S.China city vows review of PX plans

By ZHENG CAIXIONG in Guangzhou ( Updated: 2014-04-02 17:35

A senior official from Maoming, a port city in western Guangdong province, promised not to start construction of a petrochemical project until an agreement has been reached among local social society.

"The city's paraxylene project is still undergoing a feasibility study, and the start of construction is still a long way off," Maoming Deputy Mayor Liang Luoyue said on April 2.

Liang promised to open multiple channels to solicit public opinion and expand communication with experts and residents for the project in the following months.

Maoming's city government agreed to the moves after a protest against the construction of the PX project on March 30. The protesters were worried that the PX project will damage the local environment and harm people's health.

Liang met protesters in his government building on April 1, carefully listened to their suggestions for the project and answered their questions, according to a statement from the Maoming city government on April 2.

"The government will never sacrifice the environment for construction of the chemical project," Liang told protesters.

Liang urged locals not to trust and spread rumors.

Thousands of residents took to the streets on Sunday in protest of the proposed 3.5 billion yuan ($564 million) paraxylene project, which would add to the city's existing petrochemical operations jointly run by the local government and State-owned oil giant Sinopec.

Maoming is already a major petrochemical production base in Guangdong, which borders the Hong Kong and Macao special administrative regions.

The protest later led to beatings, vandalism and looting in local streets by a handful of lawbreakers.

A small group of protesters destroyed some public facilities by throwing rocks and bottles at about 10:30 pm on Sunday.

Photos uploaded on some major Chinese Internet portals show that hundreds of residents gathered in front of the government building on Sunday in the early morning and walked through the city, holding banners in protest of the proposed project.

No injuries nor deaths were reported.

Local police urged those who violated laws or were involved in illegal activities during the protest to turn themselves in to police.

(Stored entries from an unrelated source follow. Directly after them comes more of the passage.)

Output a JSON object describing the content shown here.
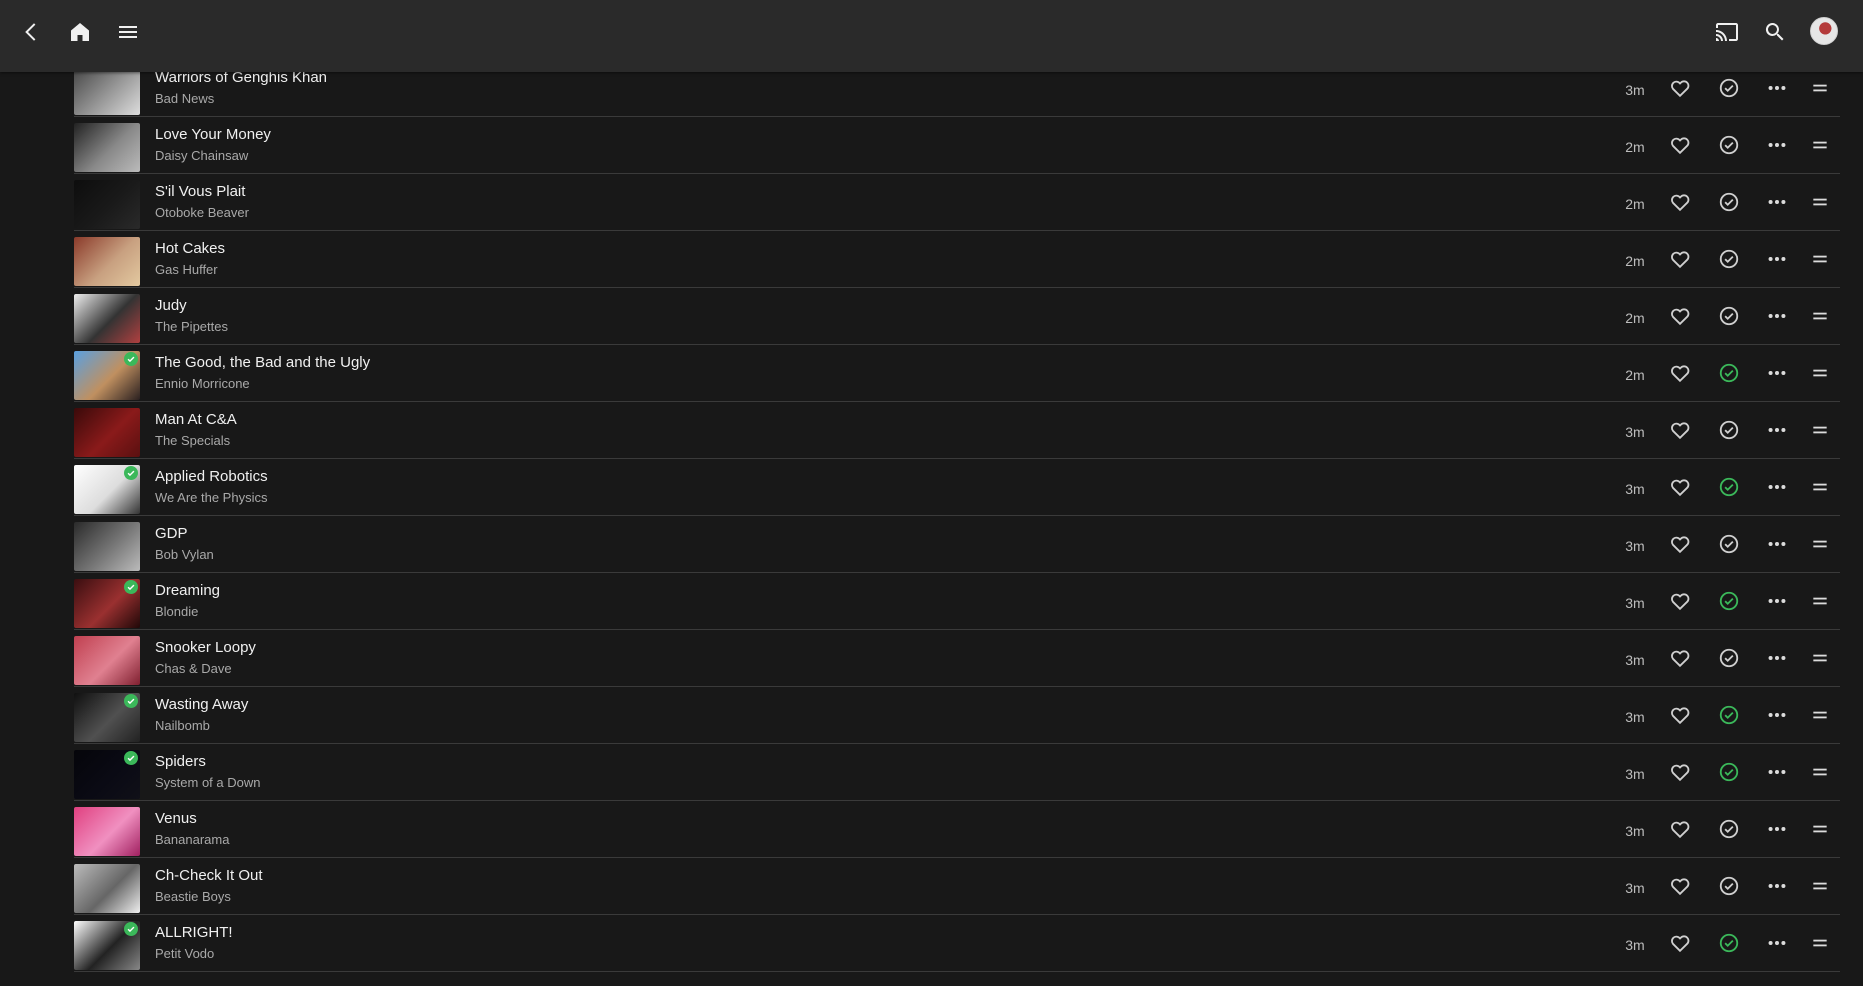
{
  "colors": {
    "background": "#181818",
    "topbar": "#2a2a2a",
    "accent_green": "#3bb85a",
    "icon": "#cfcfcf"
  },
  "topbar": {
    "left_icons": [
      "back-icon",
      "home-icon",
      "menu-icon"
    ],
    "right_icons": [
      "cast-icon",
      "search-icon",
      "avatar"
    ]
  },
  "tracks": [
    {
      "title": "Warriors of Genghis Khan",
      "artist": "Bad News",
      "duration": "3m",
      "played": false,
      "thumb": [
        "#444",
        "#999",
        "#ddd"
      ]
    },
    {
      "title": "Love Your Money",
      "artist": "Daisy Chainsaw",
      "duration": "2m",
      "played": false,
      "thumb": [
        "#222",
        "#888",
        "#bbb"
      ]
    },
    {
      "title": "S'il Vous Plait",
      "artist": "Otoboke Beaver",
      "duration": "2m",
      "played": false,
      "thumb": [
        "#0d0d0d",
        "#1a1a1a",
        "#2a2a2a"
      ]
    },
    {
      "title": "Hot Cakes",
      "artist": "Gas Huffer",
      "duration": "2m",
      "played": false,
      "thumb": [
        "#8a3a2a",
        "#c8a080",
        "#e3c9a0"
      ]
    },
    {
      "title": "Judy",
      "artist": "The Pipettes",
      "duration": "2m",
      "played": false,
      "thumb": [
        "#eeeeee",
        "#333333",
        "#b04040"
      ]
    },
    {
      "title": "The Good, the Bad and the Ugly",
      "artist": "Ennio Morricone",
      "duration": "2m",
      "played": true,
      "thumb": [
        "#5aa0e0",
        "#c09060",
        "#2a2020"
      ]
    },
    {
      "title": "Man At C&A",
      "artist": "The Specials",
      "duration": "3m",
      "played": false,
      "thumb": [
        "#3a0a0a",
        "#8a1a1a",
        "#5a1010"
      ]
    },
    {
      "title": "Applied Robotics",
      "artist": "We Are the Physics",
      "duration": "3m",
      "played": true,
      "thumb": [
        "#ffffff",
        "#dddddd",
        "#333333"
      ]
    },
    {
      "title": "GDP",
      "artist": "Bob Vylan",
      "duration": "3m",
      "played": false,
      "thumb": [
        "#2a2a2a",
        "#777777",
        "#bbbbbb"
      ]
    },
    {
      "title": "Dreaming",
      "artist": "Blondie",
      "duration": "3m",
      "played": true,
      "thumb": [
        "#3a0e10",
        "#9a3030",
        "#200808"
      ]
    },
    {
      "title": "Snooker Loopy",
      "artist": "Chas & Dave",
      "duration": "3m",
      "played": false,
      "thumb": [
        "#c04050",
        "#e08090",
        "#802030"
      ]
    },
    {
      "title": "Wasting Away",
      "artist": "Nailbomb",
      "duration": "3m",
      "played": true,
      "thumb": [
        "#101010",
        "#505050",
        "#222222"
      ]
    },
    {
      "title": "Spiders",
      "artist": "System of a Down",
      "duration": "3m",
      "played": true,
      "thumb": [
        "#05050a",
        "#0a0a14",
        "#101018"
      ]
    },
    {
      "title": "Venus",
      "artist": "Bananarama",
      "duration": "3m",
      "played": false,
      "thumb": [
        "#e04080",
        "#f090c0",
        "#a02060"
      ]
    },
    {
      "title": "Ch-Check It Out",
      "artist": "Beastie Boys",
      "duration": "3m",
      "played": false,
      "thumb": [
        "#bbbbbb",
        "#666666",
        "#eeeeee"
      ]
    },
    {
      "title": "ALLRIGHT!",
      "artist": "Petit Vodo",
      "duration": "3m",
      "played": true,
      "thumb": [
        "#ffffff",
        "#222222",
        "#888888"
      ]
    }
  ]
}
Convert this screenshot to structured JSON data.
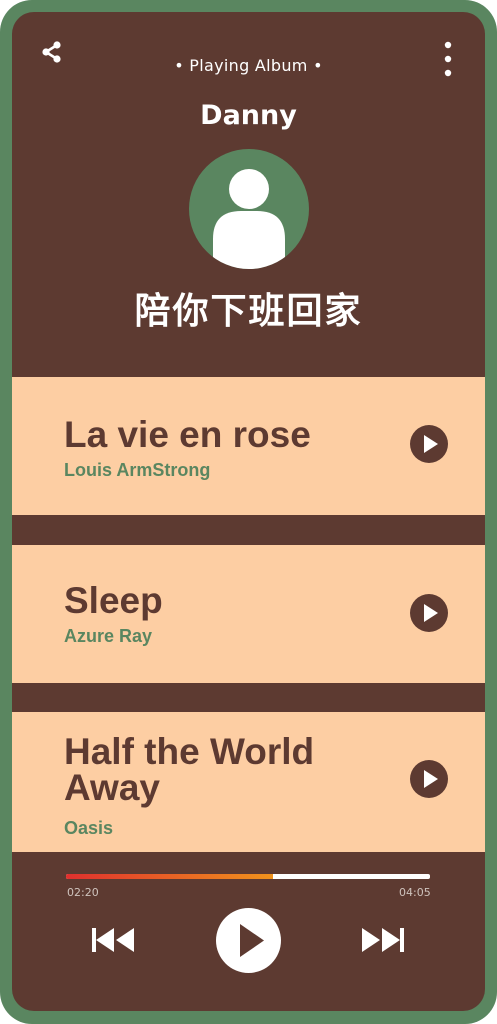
{
  "header": {
    "title": "• Playing Album •",
    "share_icon": "share-icon",
    "more_icon": "more-vertical-icon"
  },
  "artist": {
    "name": "Danny",
    "avatar_icon": "user-avatar-icon"
  },
  "album": {
    "title": "陪你下班回家"
  },
  "tracks": [
    {
      "title": "La vie en rose",
      "artist": "Louis ArmStrong",
      "play_icon": "play-icon"
    },
    {
      "title": "Sleep",
      "artist": "Azure Ray",
      "play_icon": "play-icon"
    },
    {
      "title": "Half the World Away",
      "artist": "Oasis",
      "play_icon": "play-icon"
    }
  ],
  "player": {
    "current_time": "02:20",
    "total_time": "04:05",
    "progress": 0.57,
    "prev_icon": "skip-previous-icon",
    "play_icon": "play-icon",
    "next_icon": "skip-next-icon"
  },
  "colors": {
    "background": "#5d3a31",
    "frame": "#5a8660",
    "card": "#fdcea3",
    "accent_green": "#5a8660",
    "progress_start": "#e0302e",
    "progress_end": "#f0921c"
  }
}
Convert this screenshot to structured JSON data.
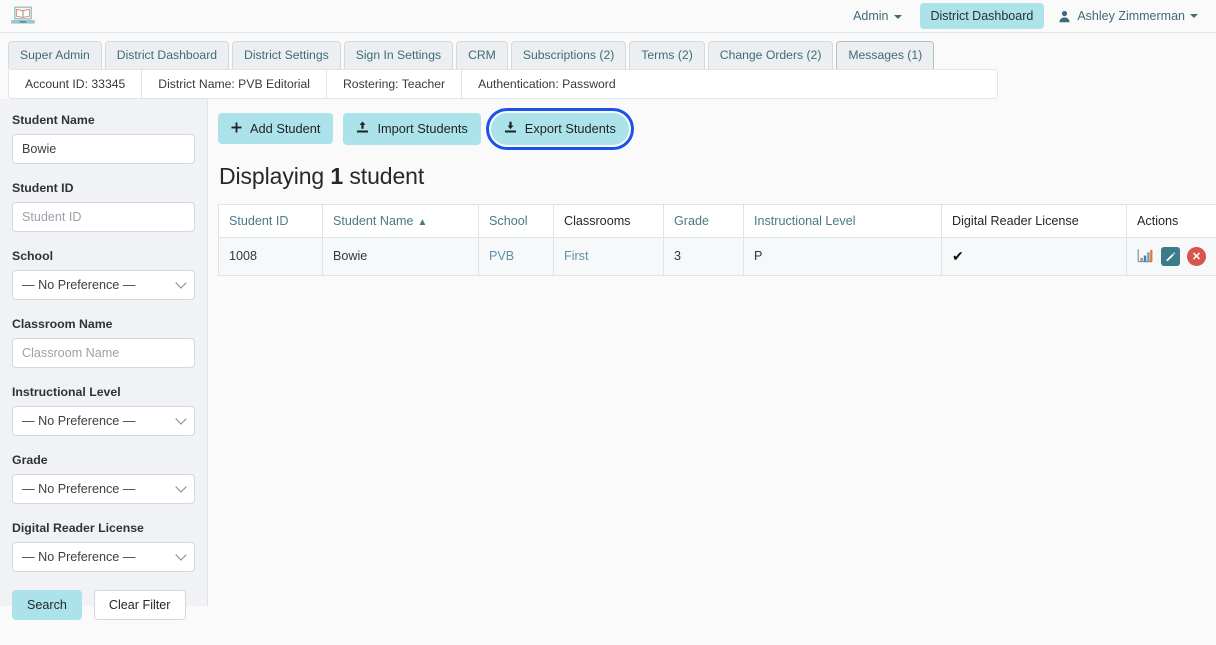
{
  "topbar": {
    "logo_icon": "book-laptop-logo",
    "admin_label": "Admin",
    "dashboard_pill": "District Dashboard",
    "user_name": "Ashley Zimmerman",
    "user_icon": "user-icon",
    "caret_icon": "caret-down-icon"
  },
  "tabs": [
    {
      "label": "Super Admin",
      "active": false
    },
    {
      "label": "District Dashboard",
      "active": false
    },
    {
      "label": "District Settings",
      "active": false
    },
    {
      "label": "Sign In Settings",
      "active": false
    },
    {
      "label": "CRM",
      "active": false
    },
    {
      "label": "Subscriptions (2)",
      "active": false
    },
    {
      "label": "Terms (2)",
      "active": false
    },
    {
      "label": "Change Orders (2)",
      "active": false
    },
    {
      "label": "Messages (1)",
      "active": true
    }
  ],
  "subbar": [
    "Account ID: 33345",
    "District Name: PVB Editorial",
    "Rostering: Teacher",
    "Authentication: Password"
  ],
  "sidebar": {
    "fields": [
      {
        "label": "Student Name",
        "type": "text",
        "value": "Bowie",
        "placeholder": "Student Name"
      },
      {
        "label": "Student ID",
        "type": "text",
        "value": "",
        "placeholder": "Student ID"
      },
      {
        "label": "School",
        "type": "select",
        "value": "— No Preference —"
      },
      {
        "label": "Classroom Name",
        "type": "text",
        "value": "",
        "placeholder": "Classroom Name"
      },
      {
        "label": "Instructional Level",
        "type": "select",
        "value": "— No Preference —"
      },
      {
        "label": "Grade",
        "type": "select",
        "value": "— No Preference —"
      },
      {
        "label": "Digital Reader License",
        "type": "select",
        "value": "— No Preference —"
      }
    ],
    "search_label": "Search",
    "clear_label": "Clear Filter"
  },
  "actions": {
    "add_label": "Add Student",
    "add_icon": "plus-icon",
    "import_label": "Import Students",
    "import_icon": "upload-icon",
    "export_label": "Export Students",
    "export_icon": "download-icon"
  },
  "heading": {
    "prefix": "Displaying",
    "count": "1",
    "suffix": "student"
  },
  "table": {
    "columns": [
      {
        "label": "Student ID",
        "sortable": true,
        "sorted": false
      },
      {
        "label": "Student Name",
        "sortable": true,
        "sorted": true,
        "sort_icon": "▲"
      },
      {
        "label": "School",
        "sortable": true,
        "sorted": false
      },
      {
        "label": "Classrooms",
        "sortable": false,
        "sorted": false
      },
      {
        "label": "Grade",
        "sortable": true,
        "sorted": false
      },
      {
        "label": "Instructional Level",
        "sortable": true,
        "sorted": false
      },
      {
        "label": "Digital Reader License",
        "sortable": false,
        "sorted": false
      },
      {
        "label": "Actions",
        "sortable": false,
        "sorted": false
      }
    ],
    "rows": [
      {
        "student_id": "1008",
        "student_name": "Bowie",
        "school": "PVB",
        "classrooms": "First",
        "grade": "3",
        "instructional_level": "P",
        "digital_reader_license": "✔",
        "action_icons": [
          "report-chart-icon",
          "edit-pencil-icon",
          "delete-x-icon"
        ]
      }
    ]
  },
  "colors": {
    "accent_cyan": "#ace3ea",
    "link_teal": "#4a7a88",
    "focus_blue": "#1a53e8",
    "danger_red": "#d9534f",
    "edit_teal": "#3c7b8a",
    "sidebar_bg": "#f0f2f5"
  }
}
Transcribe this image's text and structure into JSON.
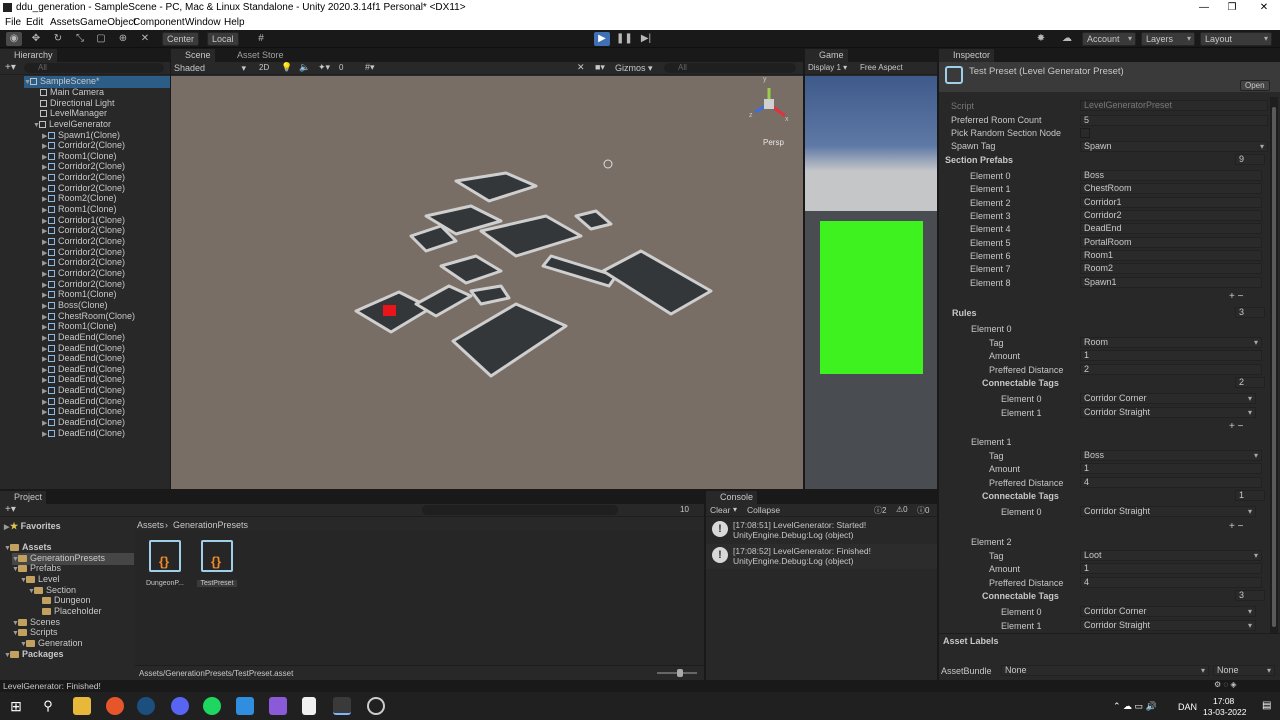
{
  "window": {
    "title": "ddu_generation - SampleScene - PC, Mac & Linux Standalone - Unity 2020.3.14f1 Personal* <DX11>",
    "minimize": "—",
    "maximize": "❐",
    "close": "✕"
  },
  "menu": [
    "File",
    "Edit",
    "Assets",
    "GameObject",
    "Component",
    "Window",
    "Help"
  ],
  "toolbar": {
    "pivot_center": "Center",
    "pivot_local": "Local",
    "account": "Account",
    "layers": "Layers",
    "layout": "Layout"
  },
  "hierarchy": {
    "tab": "Hierarchy",
    "search_placeholder": "All",
    "scene": "SampleScene*",
    "root_items": [
      "Main Camera",
      "Directional Light",
      "LevelManager",
      "LevelGenerator"
    ],
    "children": [
      "Spawn1(Clone)",
      "Corridor2(Clone)",
      "Room1(Clone)",
      "Corridor2(Clone)",
      "Corridor2(Clone)",
      "Corridor2(Clone)",
      "Room2(Clone)",
      "Room1(Clone)",
      "Corridor1(Clone)",
      "Corridor2(Clone)",
      "Corridor2(Clone)",
      "Corridor2(Clone)",
      "Corridor2(Clone)",
      "Corridor2(Clone)",
      "Corridor2(Clone)",
      "Room1(Clone)",
      "Boss(Clone)",
      "ChestRoom(Clone)",
      "Room1(Clone)",
      "DeadEnd(Clone)",
      "DeadEnd(Clone)",
      "DeadEnd(Clone)",
      "DeadEnd(Clone)",
      "DeadEnd(Clone)",
      "DeadEnd(Clone)",
      "DeadEnd(Clone)",
      "DeadEnd(Clone)",
      "DeadEnd(Clone)",
      "DeadEnd(Clone)"
    ]
  },
  "scene": {
    "tab": "Scene",
    "tab2": "Asset Store",
    "shading": "Shaded",
    "mode2d": "2D",
    "gizmos": "Gizmos",
    "search_placeholder": "All",
    "persp": "Persp",
    "fx_count": "0",
    "axis_y": "y",
    "axis_x": "x",
    "axis_z": "z"
  },
  "game": {
    "tab": "Game",
    "display": "Display 1",
    "aspect": "Free Aspect",
    "green_color": "#3df21f"
  },
  "inspector": {
    "tab": "Inspector",
    "title": "Test Preset (Level Generator Preset)",
    "open": "Open",
    "script_label": "Script",
    "script_value": "LevelGeneratorPreset",
    "fields": [
      {
        "label": "Preferred Room Count",
        "value": "5"
      },
      {
        "label": "Pick Random Section Node",
        "value": ""
      },
      {
        "label": "Spawn Tag",
        "value": "Spawn"
      }
    ],
    "section_prefabs": {
      "label": "Section Prefabs",
      "count": "9",
      "items": [
        {
          "label": "Element 0",
          "value": "Boss"
        },
        {
          "label": "Element 1",
          "value": "ChestRoom"
        },
        {
          "label": "Element 2",
          "value": "Corridor1"
        },
        {
          "label": "Element 3",
          "value": "Corridor2"
        },
        {
          "label": "Element 4",
          "value": "DeadEnd"
        },
        {
          "label": "Element 5",
          "value": "PortalRoom"
        },
        {
          "label": "Element 6",
          "value": "Room1"
        },
        {
          "label": "Element 7",
          "value": "Room2"
        },
        {
          "label": "Element 8",
          "value": "Spawn1"
        }
      ]
    },
    "rules": {
      "label": "Rules",
      "count": "3",
      "items": [
        {
          "label": "Element 0",
          "tag": "Room",
          "amount": "1",
          "distance": "2",
          "ct_count": "2",
          "ct": [
            "Corridor Corner",
            "Corridor Straight"
          ]
        },
        {
          "label": "Element 1",
          "tag": "Boss",
          "amount": "1",
          "distance": "4",
          "ct_count": "1",
          "ct": [
            "Corridor Straight"
          ]
        },
        {
          "label": "Element 2",
          "tag": "Loot",
          "amount": "1",
          "distance": "4",
          "ct_count": "3",
          "ct": [
            "Corridor Corner",
            "Corridor Straight"
          ]
        }
      ]
    },
    "labels": {
      "tag": "Tag",
      "amount": "Amount",
      "distance": "Preffered Distance",
      "ct": "Connectable Tags"
    },
    "asset_labels": "Asset Labels",
    "asset_bundle": "AssetBundle",
    "bundle_none": "None",
    "bundle_none2": "None"
  },
  "project": {
    "tab": "Project",
    "favorites": "Favorites",
    "tree": [
      {
        "label": "Assets",
        "depth": 0,
        "bold": true
      },
      {
        "label": "GenerationPresets",
        "depth": 1,
        "selected": true
      },
      {
        "label": "Prefabs",
        "depth": 1
      },
      {
        "label": "Level",
        "depth": 2
      },
      {
        "label": "Section",
        "depth": 3
      },
      {
        "label": "Dungeon",
        "depth": 4
      },
      {
        "label": "Placeholder",
        "depth": 4
      },
      {
        "label": "Scenes",
        "depth": 1
      },
      {
        "label": "Scripts",
        "depth": 1
      },
      {
        "label": "Generation",
        "depth": 2
      },
      {
        "label": "Packages",
        "depth": 0,
        "bold": true
      }
    ],
    "breadcrumb_root": "Assets",
    "breadcrumb_leaf": "GenerationPresets",
    "assets": [
      {
        "name": "DungeonP..."
      },
      {
        "name": "TestPreset"
      }
    ],
    "path": "Assets/GenerationPresets/TestPreset.asset",
    "hidden_count": "10"
  },
  "console": {
    "tab": "Console",
    "clear": "Clear",
    "collapse": "Collapse",
    "count_log": "2",
    "count_warn": "0",
    "count_err": "0",
    "logs": [
      {
        "line1": "[17:08:51] LevelGenerator: Started!",
        "line2": "UnityEngine.Debug:Log (object)"
      },
      {
        "line1": "[17:08:52] LevelGenerator: Finished!",
        "line2": "UnityEngine.Debug:Log (object)"
      }
    ]
  },
  "status": "LevelGenerator: Finished!",
  "taskbar": {
    "lang": "DAN",
    "time": "17:08",
    "date": "13-03-2022"
  }
}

Zheng Fenming, director of the Institute of Modernization Strategy at the Guangdong Academy of Social Sciences, said the protest indicated locals' awareness of environmental protection has increased.

Maoming may not have been ready or well prepared for construction of the PX project when locals protested construction of the project, he said.

"Relevant departments should clearly explain to locals the advantages and disadvantages of the PX project before the project is authorized," Zheng told China Daily on Wednesday.

Open, just and transparent procedures should also be introduced for registration and construction of the project, said Zheng who is also a member of Guangdong Provincial Committee of the Chinese People's Political Consultative Conference.

Meanwhile government departments should have to compensate those who have to move away for construction of the project and those whose legal interests will be affected by construction of the project, he added.